Operation Crayweed wins 2017 Green Globe Award


Natural Environment Award
recognises leadership in protecting and enhancing natural ecosystems, including
native plants and animals, threatened species, natural habitats, forests, water
resources, land systems and soils, and biodiversity.


Operation Crayweed team are delighted to receive
the 2017 award. “Winning an award for our state-based initiatives is wonderful
recognition of our goal to conserve and indeed enhance our coasts and estuaries
for future generations,” says Professor Peter Steinberg from Operation Crayweed
Underwater Restoration, a project by SIMS and UNSW.


Crayweed was once
dominant along Sydney’s coastline. Then around 30 years ago it mysteriously
disappeared.

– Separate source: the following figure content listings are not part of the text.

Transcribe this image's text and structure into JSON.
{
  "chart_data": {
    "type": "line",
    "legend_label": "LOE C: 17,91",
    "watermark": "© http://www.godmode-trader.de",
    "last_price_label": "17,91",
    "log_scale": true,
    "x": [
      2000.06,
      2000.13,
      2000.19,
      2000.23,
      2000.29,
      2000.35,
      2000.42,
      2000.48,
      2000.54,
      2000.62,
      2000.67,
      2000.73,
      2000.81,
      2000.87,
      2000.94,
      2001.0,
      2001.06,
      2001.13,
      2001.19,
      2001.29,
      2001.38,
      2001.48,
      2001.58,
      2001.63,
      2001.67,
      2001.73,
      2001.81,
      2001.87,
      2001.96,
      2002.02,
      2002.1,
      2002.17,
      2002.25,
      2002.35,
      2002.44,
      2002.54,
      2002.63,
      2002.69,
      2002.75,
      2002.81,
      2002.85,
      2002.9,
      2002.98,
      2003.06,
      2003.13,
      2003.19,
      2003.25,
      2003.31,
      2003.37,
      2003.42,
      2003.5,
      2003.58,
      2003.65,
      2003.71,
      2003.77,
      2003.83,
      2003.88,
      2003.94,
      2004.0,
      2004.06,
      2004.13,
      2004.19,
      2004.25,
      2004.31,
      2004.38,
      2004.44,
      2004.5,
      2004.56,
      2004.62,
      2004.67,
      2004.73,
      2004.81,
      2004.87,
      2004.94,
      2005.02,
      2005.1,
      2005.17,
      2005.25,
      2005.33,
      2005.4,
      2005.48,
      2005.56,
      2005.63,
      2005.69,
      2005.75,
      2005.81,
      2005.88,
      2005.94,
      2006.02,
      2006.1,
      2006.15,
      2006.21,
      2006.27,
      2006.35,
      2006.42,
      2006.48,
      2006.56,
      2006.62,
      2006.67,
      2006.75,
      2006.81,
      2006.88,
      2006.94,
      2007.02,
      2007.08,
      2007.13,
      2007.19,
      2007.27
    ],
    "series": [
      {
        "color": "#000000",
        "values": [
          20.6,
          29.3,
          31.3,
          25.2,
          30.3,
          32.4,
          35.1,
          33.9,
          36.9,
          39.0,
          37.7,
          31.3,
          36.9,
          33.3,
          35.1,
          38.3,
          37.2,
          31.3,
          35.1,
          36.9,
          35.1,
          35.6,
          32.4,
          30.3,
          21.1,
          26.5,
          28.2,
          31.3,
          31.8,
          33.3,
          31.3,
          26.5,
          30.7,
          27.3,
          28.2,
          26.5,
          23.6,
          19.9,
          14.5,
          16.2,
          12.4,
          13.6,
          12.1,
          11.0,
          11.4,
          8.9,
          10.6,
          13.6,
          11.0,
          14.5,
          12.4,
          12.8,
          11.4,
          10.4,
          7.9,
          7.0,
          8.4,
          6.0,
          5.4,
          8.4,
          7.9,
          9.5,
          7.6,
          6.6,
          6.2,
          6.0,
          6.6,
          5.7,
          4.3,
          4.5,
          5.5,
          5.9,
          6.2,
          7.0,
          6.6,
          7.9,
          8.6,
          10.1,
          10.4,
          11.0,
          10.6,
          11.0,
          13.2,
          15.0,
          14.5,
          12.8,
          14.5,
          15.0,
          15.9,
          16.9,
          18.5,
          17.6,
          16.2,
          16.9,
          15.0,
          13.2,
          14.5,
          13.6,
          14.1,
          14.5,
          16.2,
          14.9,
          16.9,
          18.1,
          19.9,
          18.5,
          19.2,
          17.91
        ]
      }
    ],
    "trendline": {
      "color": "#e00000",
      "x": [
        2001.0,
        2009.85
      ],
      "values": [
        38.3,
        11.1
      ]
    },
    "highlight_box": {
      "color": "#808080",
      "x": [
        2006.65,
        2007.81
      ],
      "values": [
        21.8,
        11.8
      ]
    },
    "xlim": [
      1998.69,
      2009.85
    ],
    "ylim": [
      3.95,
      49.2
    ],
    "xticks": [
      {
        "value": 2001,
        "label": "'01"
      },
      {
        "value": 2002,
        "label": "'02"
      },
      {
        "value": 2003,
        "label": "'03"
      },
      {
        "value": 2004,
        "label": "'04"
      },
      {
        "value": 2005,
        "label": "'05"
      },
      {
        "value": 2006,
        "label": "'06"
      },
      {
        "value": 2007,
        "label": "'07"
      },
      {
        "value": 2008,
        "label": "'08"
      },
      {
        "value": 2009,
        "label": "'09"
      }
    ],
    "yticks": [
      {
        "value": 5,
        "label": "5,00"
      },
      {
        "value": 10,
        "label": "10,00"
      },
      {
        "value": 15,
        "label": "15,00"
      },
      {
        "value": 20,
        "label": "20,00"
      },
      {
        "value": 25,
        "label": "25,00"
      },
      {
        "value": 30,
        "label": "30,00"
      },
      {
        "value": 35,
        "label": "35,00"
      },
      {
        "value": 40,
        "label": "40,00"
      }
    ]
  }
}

It was crayweed which supported a unique ecological community of fish
and invertebrates.


In an
innovative project to restore the species to Sydney’s foreshores, led by the Sydney Institute of Marine Science, the Operation Crayweed team has combined cutting-edge
ecological research, citizen science, community engagement and art to raise
awareness about the importance of underwater seaweed forests.
Recreational divers, a crowdfunding campaign, a website, extensive media, art installations at Sculpture by the Sea, and more
than a hundred school children have all contributed to the project.


championing marine restoration together with seaweed-focused outreach, the team
has reversed the local extinction of crayweed along the Sydney coastline. The
project has signicantly increased public awareness of global marine habitat
degradation, and demonstrated the positive role of
science and community engagement in a species recovery.